Foreigners to be Mostly Kept Out of China's Privatizations
SHANGHAI, March 6 (Reuters) - As China embarks on a new wave of opening up state-dominated industries to private capital, foreign firms will largely be kept out and authorities are likely to look to institutions like domestic pension funds and insurers.
State giants China National Petroleum Corporation (CNPC), Sinopec Corp and China Railway Corporation have said they were seeking investments from private capital and also social capital, or funds sourced from pension funds and insurance companies.
"I think those are going to be the key groups that the SOEs (state-owned enterprises) will first partner up with," said Sun Lijian, deputy director of the School of Economics at Fudan University.
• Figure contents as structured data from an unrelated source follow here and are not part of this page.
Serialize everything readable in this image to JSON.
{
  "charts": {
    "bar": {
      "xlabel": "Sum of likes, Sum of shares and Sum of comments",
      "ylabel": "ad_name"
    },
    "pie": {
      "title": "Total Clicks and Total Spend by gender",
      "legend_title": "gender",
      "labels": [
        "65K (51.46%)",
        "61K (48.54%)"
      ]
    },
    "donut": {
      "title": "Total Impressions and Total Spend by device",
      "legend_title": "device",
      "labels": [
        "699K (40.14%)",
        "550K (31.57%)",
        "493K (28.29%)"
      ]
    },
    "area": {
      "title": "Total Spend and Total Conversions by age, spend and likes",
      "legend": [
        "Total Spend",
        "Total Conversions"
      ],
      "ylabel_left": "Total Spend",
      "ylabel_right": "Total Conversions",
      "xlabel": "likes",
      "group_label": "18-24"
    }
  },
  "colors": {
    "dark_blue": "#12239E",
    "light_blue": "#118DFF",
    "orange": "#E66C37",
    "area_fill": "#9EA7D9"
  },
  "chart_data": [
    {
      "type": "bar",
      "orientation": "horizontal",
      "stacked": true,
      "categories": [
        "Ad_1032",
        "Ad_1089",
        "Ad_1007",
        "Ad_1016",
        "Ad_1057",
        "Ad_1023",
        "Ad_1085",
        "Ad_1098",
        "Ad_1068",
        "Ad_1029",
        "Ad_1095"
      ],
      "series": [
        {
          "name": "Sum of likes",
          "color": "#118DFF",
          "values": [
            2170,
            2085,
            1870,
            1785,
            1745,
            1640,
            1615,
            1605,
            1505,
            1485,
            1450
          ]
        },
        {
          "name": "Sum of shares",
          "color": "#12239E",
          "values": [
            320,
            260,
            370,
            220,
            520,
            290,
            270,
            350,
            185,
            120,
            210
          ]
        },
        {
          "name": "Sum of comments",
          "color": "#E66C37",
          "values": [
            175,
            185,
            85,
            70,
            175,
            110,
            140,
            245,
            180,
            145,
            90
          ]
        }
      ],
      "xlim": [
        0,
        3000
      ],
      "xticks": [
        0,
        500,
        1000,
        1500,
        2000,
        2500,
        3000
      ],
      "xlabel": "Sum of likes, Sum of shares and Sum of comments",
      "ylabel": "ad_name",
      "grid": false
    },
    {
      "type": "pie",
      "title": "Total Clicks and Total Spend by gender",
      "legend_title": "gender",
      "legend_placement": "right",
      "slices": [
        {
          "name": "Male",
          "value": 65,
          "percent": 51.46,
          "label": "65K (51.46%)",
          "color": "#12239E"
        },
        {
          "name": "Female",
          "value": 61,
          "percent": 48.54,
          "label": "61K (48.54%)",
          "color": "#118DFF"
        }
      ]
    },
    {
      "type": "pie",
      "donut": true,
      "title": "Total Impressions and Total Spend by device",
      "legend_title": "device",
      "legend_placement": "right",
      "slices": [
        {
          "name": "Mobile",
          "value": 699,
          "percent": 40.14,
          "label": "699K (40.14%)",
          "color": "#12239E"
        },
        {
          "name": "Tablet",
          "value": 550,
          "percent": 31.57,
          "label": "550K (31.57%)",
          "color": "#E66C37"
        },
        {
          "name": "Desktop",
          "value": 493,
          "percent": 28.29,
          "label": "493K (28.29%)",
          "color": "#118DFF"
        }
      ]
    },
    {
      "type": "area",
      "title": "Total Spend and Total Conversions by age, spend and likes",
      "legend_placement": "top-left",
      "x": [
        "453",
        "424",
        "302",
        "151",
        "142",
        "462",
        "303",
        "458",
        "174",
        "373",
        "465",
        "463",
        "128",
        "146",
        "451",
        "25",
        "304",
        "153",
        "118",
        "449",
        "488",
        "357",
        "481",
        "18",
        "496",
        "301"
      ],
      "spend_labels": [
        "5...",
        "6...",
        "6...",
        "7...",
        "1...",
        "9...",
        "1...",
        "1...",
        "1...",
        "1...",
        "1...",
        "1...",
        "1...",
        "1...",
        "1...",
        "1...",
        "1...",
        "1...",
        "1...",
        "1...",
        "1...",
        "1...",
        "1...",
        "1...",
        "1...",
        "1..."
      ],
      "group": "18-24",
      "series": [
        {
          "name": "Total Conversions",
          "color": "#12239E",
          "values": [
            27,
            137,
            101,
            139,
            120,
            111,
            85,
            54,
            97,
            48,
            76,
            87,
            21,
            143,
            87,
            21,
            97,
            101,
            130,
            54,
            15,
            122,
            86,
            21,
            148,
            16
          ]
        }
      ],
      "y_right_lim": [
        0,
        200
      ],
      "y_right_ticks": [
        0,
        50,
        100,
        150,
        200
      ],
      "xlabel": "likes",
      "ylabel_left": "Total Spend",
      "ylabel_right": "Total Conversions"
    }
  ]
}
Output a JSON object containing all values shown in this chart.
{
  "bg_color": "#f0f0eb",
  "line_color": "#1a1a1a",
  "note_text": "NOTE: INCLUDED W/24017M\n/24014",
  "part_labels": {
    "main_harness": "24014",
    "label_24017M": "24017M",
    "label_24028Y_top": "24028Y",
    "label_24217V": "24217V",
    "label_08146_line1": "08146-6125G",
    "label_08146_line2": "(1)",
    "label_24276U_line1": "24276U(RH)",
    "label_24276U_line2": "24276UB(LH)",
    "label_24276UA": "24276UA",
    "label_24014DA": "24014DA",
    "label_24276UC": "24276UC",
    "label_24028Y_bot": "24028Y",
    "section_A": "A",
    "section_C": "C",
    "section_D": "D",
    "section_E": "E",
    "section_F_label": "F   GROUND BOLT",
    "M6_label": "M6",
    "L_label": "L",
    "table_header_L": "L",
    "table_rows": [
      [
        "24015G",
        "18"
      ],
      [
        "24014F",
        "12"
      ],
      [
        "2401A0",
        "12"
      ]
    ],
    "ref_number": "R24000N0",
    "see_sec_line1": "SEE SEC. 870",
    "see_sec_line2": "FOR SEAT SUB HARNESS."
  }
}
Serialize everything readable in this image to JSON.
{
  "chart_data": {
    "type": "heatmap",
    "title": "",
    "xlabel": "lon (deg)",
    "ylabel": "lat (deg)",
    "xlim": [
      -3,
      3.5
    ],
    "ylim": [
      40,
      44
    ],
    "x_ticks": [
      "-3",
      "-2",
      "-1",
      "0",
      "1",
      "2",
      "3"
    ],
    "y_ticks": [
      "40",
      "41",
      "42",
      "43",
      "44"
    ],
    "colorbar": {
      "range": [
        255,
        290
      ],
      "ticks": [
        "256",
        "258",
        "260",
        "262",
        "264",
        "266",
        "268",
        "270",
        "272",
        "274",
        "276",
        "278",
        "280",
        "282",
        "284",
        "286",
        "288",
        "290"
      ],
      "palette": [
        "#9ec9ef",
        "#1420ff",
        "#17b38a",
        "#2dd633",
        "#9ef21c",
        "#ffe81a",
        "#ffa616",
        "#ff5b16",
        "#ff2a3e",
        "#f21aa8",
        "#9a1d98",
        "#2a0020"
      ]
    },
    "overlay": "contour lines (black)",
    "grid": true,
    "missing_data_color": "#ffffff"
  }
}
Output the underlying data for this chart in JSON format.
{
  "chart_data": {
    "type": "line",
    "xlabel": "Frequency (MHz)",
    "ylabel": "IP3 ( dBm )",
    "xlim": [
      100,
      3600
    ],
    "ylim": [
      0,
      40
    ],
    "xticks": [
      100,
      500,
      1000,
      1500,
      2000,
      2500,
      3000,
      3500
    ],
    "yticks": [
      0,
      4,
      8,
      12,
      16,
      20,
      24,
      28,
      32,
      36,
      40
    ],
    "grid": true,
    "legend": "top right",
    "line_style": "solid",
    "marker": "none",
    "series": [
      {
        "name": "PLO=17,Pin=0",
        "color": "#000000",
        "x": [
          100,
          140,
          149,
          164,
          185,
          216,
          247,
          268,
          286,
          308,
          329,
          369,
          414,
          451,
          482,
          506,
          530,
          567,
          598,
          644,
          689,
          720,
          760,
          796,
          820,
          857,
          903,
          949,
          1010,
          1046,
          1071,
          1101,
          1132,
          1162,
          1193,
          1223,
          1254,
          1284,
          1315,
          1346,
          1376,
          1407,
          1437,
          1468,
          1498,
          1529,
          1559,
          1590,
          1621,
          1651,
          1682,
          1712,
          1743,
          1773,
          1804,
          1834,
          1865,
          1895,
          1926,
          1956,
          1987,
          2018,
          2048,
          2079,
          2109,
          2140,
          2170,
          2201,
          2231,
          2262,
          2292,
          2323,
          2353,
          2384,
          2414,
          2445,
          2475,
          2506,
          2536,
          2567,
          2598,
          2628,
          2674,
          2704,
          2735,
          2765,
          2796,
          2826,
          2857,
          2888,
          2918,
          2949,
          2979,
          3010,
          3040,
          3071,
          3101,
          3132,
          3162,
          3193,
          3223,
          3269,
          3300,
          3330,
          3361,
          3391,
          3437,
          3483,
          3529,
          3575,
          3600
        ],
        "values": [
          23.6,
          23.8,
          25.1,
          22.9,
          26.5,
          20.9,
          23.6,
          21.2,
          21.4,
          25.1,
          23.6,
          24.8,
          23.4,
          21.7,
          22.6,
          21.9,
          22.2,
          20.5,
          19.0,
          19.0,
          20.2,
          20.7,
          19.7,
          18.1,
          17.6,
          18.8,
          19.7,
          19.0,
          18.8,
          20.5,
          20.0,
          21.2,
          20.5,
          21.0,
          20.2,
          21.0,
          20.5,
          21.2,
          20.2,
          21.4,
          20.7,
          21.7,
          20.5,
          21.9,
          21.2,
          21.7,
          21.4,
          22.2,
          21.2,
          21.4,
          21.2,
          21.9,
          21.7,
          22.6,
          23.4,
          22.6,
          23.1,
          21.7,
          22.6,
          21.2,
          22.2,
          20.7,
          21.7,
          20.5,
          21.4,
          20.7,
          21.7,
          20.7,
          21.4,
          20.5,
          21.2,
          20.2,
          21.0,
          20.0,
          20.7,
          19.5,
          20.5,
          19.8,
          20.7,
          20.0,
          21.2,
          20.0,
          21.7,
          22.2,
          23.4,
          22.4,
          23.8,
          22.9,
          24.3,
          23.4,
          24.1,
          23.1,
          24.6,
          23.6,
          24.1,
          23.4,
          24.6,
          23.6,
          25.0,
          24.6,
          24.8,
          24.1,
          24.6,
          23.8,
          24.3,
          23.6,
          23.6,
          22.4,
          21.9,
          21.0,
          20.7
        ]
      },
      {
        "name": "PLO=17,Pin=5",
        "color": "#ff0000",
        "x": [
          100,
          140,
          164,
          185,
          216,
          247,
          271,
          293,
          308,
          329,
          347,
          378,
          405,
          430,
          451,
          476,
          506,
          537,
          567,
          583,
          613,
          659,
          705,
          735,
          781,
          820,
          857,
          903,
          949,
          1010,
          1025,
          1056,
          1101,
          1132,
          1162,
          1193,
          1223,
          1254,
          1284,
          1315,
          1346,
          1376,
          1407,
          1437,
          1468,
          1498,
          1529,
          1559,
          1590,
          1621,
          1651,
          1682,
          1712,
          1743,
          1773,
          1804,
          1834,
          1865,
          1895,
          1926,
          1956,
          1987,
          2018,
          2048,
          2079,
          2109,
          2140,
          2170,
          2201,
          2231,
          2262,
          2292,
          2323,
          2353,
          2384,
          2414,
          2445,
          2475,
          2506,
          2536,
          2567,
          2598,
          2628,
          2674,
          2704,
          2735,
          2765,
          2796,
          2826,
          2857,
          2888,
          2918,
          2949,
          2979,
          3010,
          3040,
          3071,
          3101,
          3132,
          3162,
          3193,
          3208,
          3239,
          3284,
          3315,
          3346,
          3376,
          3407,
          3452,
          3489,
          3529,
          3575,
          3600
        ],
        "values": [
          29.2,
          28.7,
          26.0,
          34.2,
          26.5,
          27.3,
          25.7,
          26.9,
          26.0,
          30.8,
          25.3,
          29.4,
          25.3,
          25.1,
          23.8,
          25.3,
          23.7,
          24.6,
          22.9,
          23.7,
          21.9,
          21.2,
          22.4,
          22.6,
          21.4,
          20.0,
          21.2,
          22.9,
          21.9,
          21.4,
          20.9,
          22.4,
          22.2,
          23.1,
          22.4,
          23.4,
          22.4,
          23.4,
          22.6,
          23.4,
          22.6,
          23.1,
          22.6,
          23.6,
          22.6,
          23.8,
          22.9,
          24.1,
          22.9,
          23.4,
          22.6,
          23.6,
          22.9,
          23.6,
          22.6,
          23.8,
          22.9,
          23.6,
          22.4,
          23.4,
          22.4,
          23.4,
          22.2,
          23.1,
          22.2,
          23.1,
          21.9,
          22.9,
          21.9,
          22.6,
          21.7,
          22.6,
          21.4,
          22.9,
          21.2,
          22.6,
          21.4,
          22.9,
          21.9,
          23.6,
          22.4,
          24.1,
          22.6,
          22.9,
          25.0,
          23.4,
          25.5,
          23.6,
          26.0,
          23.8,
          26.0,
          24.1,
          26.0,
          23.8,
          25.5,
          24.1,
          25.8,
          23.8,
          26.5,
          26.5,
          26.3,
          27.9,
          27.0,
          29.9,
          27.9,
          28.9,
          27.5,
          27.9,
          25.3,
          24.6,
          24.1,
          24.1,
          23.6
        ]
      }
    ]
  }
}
"It will also fit in with Beijing's strategy to diversify investment channels for its vast, locally managed pension funds."
The move reflects China's desire to avoid adding further debt on to the federal government's books while injecting much-needed cash into vital sectors, but without ceding control.
On Wednesday, Premier Li Keqiang said on the opening day of the annual parliament session on Wednesday that the fiscal deficit would be maintained at 2.1 percent of GDP in 2014, the same as last year.
Analysts said recent announcements by some of China's largest state-owned enterprises to diversify ownership provides a hint of Beijing's public-private partnership model as it opens up its petroleum, railway, finance, power and telecom sectors to private investors for the first time.